Oğuz Atay için, “ardında kapsamlı bir ‘hissiyat tarihi’ dosyası bıraktı” diyor NTV Tarih. Ve devamla, onun tamamlanmamış Türkiye’nin Ruhu adlı çalışmasından söz ediyor.
Bence yazıdaki en çarpıcı kısım şu: “Bilhassa gündelik hayattaki hissediş, düşünüş, davranış, varoluş biçimleri üzerine, karakterleri üzerinden yansıttıkları, Türkiye’nin yakın tarihindeki kırılma noktalarının özel hayatlardaki hasarını analiz eder”.[1]
Bir toplumun, bir halkın, bir bütün olarak yaşadıklarının, tek tek bireylerin gündelik hayattaki hissediş, düşünüş, davranış, varoluş biçimlerine nasıl yansıdığı benim de kafamı en çok kurcalayan sorulardan biridir doğrusu. Örneğin özellikle 1878’den sonra Kıbrıs adasında her zaman sayısal olarak azınlıkta kalmak ve bunun da etkisiyle bir şeyler yapabilmek, hatta var olabilmek için her zaman bir hamiye (önce İngiliz Sömürge İdaresi’ne, daha sonra da Türkiye Cumhuriyeti’ne) gereksinim duymak etkilemiş midir (etkilediyse nasıl etkilemiştir) tek tek Kıbrıslı Türklerin hissediş/düşünüş/davranış/varoluş biçimlerini? Açıkçası, “etkilemiş midir” sorusuna yanıtım “evet”tir benim. Bu nedenle, “nasıl etkilemiştir” sorusudur esas yanıtlamak istediğim.

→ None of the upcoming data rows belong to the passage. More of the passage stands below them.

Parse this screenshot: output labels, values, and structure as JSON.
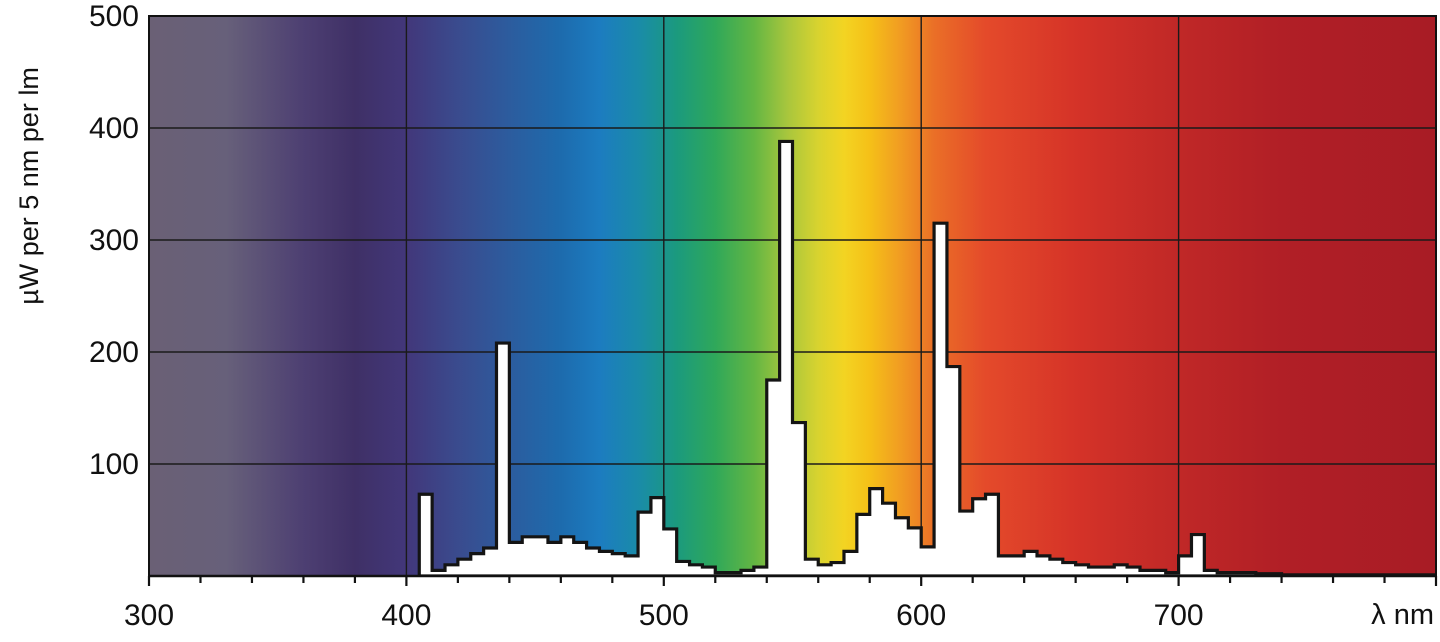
{
  "chart_data": {
    "type": "area",
    "title": "",
    "xlabel": "λ nm",
    "ylabel": "µW per 5 nm per lm",
    "xlim": [
      300,
      800
    ],
    "ylim": [
      0,
      500
    ],
    "x_ticks": [
      300,
      400,
      500,
      600,
      700
    ],
    "x_tick_labels": [
      "300",
      "400",
      "500",
      "600",
      "700"
    ],
    "y_ticks": [
      100,
      200,
      300,
      400,
      500
    ],
    "y_tick_labels": [
      "100",
      "200",
      "300",
      "400",
      "500"
    ],
    "grid": true,
    "background": "visible spectrum gradient",
    "bin_width_nm": 5,
    "bins_start_nm": [
      405,
      410,
      415,
      420,
      425,
      430,
      435,
      440,
      445,
      450,
      455,
      460,
      465,
      470,
      475,
      480,
      485,
      490,
      495,
      500,
      505,
      510,
      515,
      520,
      525,
      530,
      535,
      540,
      545,
      550,
      555,
      560,
      565,
      570,
      575,
      580,
      585,
      590,
      595,
      600,
      605,
      610,
      615,
      620,
      625,
      630,
      635,
      640,
      645,
      650,
      655,
      660,
      665,
      670,
      675,
      680,
      685,
      690,
      695,
      700,
      705,
      710,
      715,
      720,
      725,
      730,
      735,
      740,
      745,
      750,
      755,
      760,
      765,
      770,
      775,
      780,
      785,
      790,
      795
    ],
    "values": [
      73,
      5,
      10,
      15,
      20,
      25,
      208,
      30,
      35,
      35,
      30,
      35,
      30,
      25,
      22,
      20,
      18,
      57,
      70,
      42,
      13,
      10,
      8,
      3,
      3,
      5,
      8,
      175,
      388,
      137,
      15,
      10,
      12,
      22,
      55,
      78,
      65,
      52,
      43,
      26,
      315,
      187,
      58,
      69,
      73,
      18,
      18,
      22,
      18,
      15,
      12,
      10,
      8,
      8,
      10,
      8,
      5,
      5,
      3,
      18,
      37,
      5,
      3,
      3,
      3,
      2,
      2,
      1,
      1,
      1,
      1,
      1,
      1,
      1,
      1,
      1,
      1,
      1,
      1
    ],
    "colors": {
      "gradient_stops": [
        [
          "300",
          "#6a6075"
        ],
        [
          "330",
          "#67607a"
        ],
        [
          "360",
          "#4d3f72"
        ],
        [
          "380",
          "#3f3066"
        ],
        [
          "400",
          "#42377a"
        ],
        [
          "420",
          "#3a4b8e"
        ],
        [
          "440",
          "#2c5c9e"
        ],
        [
          "460",
          "#1d6bad"
        ],
        [
          "475",
          "#1c7cc0"
        ],
        [
          "490",
          "#1a8ba9"
        ],
        [
          "505",
          "#1b9a7e"
        ],
        [
          "520",
          "#2fa85a"
        ],
        [
          "535",
          "#63b643"
        ],
        [
          "548",
          "#a8c63d"
        ],
        [
          "560",
          "#d8d32f"
        ],
        [
          "570",
          "#f3d422"
        ],
        [
          "580",
          "#f5c018"
        ],
        [
          "592",
          "#f19c22"
        ],
        [
          "605",
          "#ea6f27"
        ],
        [
          "625",
          "#e44a2a"
        ],
        [
          "660",
          "#d53328"
        ],
        [
          "700",
          "#c02827"
        ],
        [
          "740",
          "#b11f26"
        ],
        [
          "800",
          "#a81c25"
        ]
      ],
      "gridline": "#1a1a1a",
      "spectrum_fill": "#ffffff",
      "spectrum_outline": "#141414"
    }
  }
}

Kendi gücüyle var olamayacağını kabullenmiş olmak, doğal olarak bir öz güven sarsıntısı, bir özne olamayacağını bilme sancısı, bir hami, bir vasi arayışı yaratır insanda. Bunun doğal sonucu, topluma egemen olan daha güçlü bir devlete/halka sığınma ihtiyacının bireylerin düşünce dünyasına sızmasıdır. Bu durumda, bu topraklarda yaşayan birey de öz güvenini yitirecek, var olabilmek için kendisinden daha güçlü olanların korumasına ihtiyaç duyacak, kendi iradesiyle kendi kendini yönetemeyeceğine inanacak, kendisiyle ilgili kararları kendisi vermekten korkacak, ne yaparsa yapsın kendi tarihinin öznesi olamayacağını düşündüğü için, geleceğe dair planlar yapmak yerine, anı/günü yaşamayı tercih edecektir.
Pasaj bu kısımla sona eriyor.